Estafas de Phishing más comunes en el cripto mercado

  1. AirDrop malicioso: En el ecosistema de las criptomonedas es bastante común que se realicen Airdrops, dado que es una de las herramientas de marketing para generar incentivos a que los usuarios utilicen los productos de una plataforma. Y, por supuesto, al tratarse de dinero “gratis”, se ha convertido en un foco para los criminales. Es importante resaltar que los AirDrop no son dinero gratis, en realidad, siempre hay un intercambio de algún tipo.De esta manera, los criminales pueden hacer uso de esta creciente popularidad de los AirDrops para llevar a cabo campañas de Phishing. Por ejemplo, a través de un correo electrónico, un mensaje directo por redes sociales como Discord, donde se les dice que se ha agregado alguna criptomoneda a su wallet por un AirDrop. Todo esto con el objetivo de robarles el acceso a su wallet.
  2. Phishing de la Frase Semilla: Si ha seguido de cerca los artículos introductorios de Bitcoin México, probablemente sepa la relevancia de las frases semillas. Se trata de una clave que le otorga la propiedad a una persona de una cierta cantidad de criptomonedas que se encuentran en la Blockchain. Es decir, se asemeja al nombre de usuario y contraseña de una cuenta bancaria.
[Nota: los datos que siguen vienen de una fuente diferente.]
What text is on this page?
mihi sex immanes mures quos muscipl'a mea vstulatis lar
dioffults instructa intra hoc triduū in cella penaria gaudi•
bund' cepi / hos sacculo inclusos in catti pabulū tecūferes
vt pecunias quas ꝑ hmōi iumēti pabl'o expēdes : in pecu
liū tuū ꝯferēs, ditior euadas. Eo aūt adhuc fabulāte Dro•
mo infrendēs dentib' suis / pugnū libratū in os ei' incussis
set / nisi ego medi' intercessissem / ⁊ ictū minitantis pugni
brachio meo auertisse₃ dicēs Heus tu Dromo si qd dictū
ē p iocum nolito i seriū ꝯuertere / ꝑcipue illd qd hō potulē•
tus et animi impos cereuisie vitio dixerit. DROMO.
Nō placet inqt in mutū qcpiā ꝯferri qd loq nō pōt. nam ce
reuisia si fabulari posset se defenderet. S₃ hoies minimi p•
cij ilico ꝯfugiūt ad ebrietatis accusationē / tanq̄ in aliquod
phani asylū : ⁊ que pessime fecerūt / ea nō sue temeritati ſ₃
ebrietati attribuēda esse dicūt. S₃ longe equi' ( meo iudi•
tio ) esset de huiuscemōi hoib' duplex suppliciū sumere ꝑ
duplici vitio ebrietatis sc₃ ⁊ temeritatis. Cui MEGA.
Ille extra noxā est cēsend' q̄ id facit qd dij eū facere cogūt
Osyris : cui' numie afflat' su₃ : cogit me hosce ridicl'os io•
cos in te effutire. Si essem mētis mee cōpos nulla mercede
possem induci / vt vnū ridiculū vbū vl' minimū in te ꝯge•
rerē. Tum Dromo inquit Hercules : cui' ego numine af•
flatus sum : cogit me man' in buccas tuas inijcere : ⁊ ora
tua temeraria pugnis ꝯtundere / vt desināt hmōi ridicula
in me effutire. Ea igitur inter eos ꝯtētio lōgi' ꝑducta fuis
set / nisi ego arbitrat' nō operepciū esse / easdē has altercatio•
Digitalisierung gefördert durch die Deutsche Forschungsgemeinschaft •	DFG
Entonces, los criminales buscan obtener dicha frase porque, con ella, pueden transferir los activos a otra wallet y no hay nada que la víctima pueda hacer luego de ello.
  3. Sitio web malicioso: Imitan el sitio web de una plataforma de criptomonedas importante como MetaMask o PancakeSwap porque saben que, con ello, los usuarios ingresaran los datos de su wallet o la conectarán a la plataforma y, con ello, podrán robar los fondos.
  4. Ice Phishing: Microsoft fue quien estableció el término y lo define como la estrategia que engaña al usuarios para que firme una transacción que delega la aprobación de los tokens de la víctima al atacante.

¿Cómo protegerte?

  1. La cautela es su mejor aliado. ¡Dude de todo! Especialmente de correos electrónicos, mensajes de texto, mensajes en Discord, Instagram o cualquier otra plataforma.
  2. No haga clic en links que se encuentren en correos electrónicos o mensajes.
  3. Ningún protocolo o plataforma de criptomonedas le solicitará por correo u otra vía sus frase semilla. ¡Ninguna! Tampoco sus claves privadas o información personal.
  4. ¡Sea escéptico!
  5. Si tiene dudas, busque contactar al remitente por otra vía que sea más confiable para asegurarse de la información que ha recibido.
  6. ¡Chequea todo, una y otra vez! Puede, por ejemplo, buscar en Google la dirección de correo electrónico del remitente para verificar si hay algún registro de ataques de phishing con dicha dirección.
  7. Si cree que ha recibido un correo legítimo de una empresa que le resulta familiar, preferiblemente busque otros medios para acceder al requerimiento en lugar de hacer clic en el enlace adjunto al correo.
  8. ¡Chequea el URL! Revise detenidamente el URL en busca de errores ortográficos, caracteres inusuales, si corresponde al URL del sitio al que desea acceder y cualquier otra irregularidad.
  9. ¡Las claves privadas son sagradas! No debe compartirla con absolutamente nadie. Debe mantenerlas lejos de Internet.
  10. No entregue información personal por teléfono cuando no puede verificar quién se encuentra del otro lado.
  11. Utilice la Autenticación de Dos Factores (2FA). Este es un método que ayuda a contrarrestar los ataques de phishing dado que estará agregando una capa adicional de seguridad.

Mantente seguro y resguarda tu información privada y tus cripto activos con estas guías que en Bitcoin México hemos creado para  orientarte.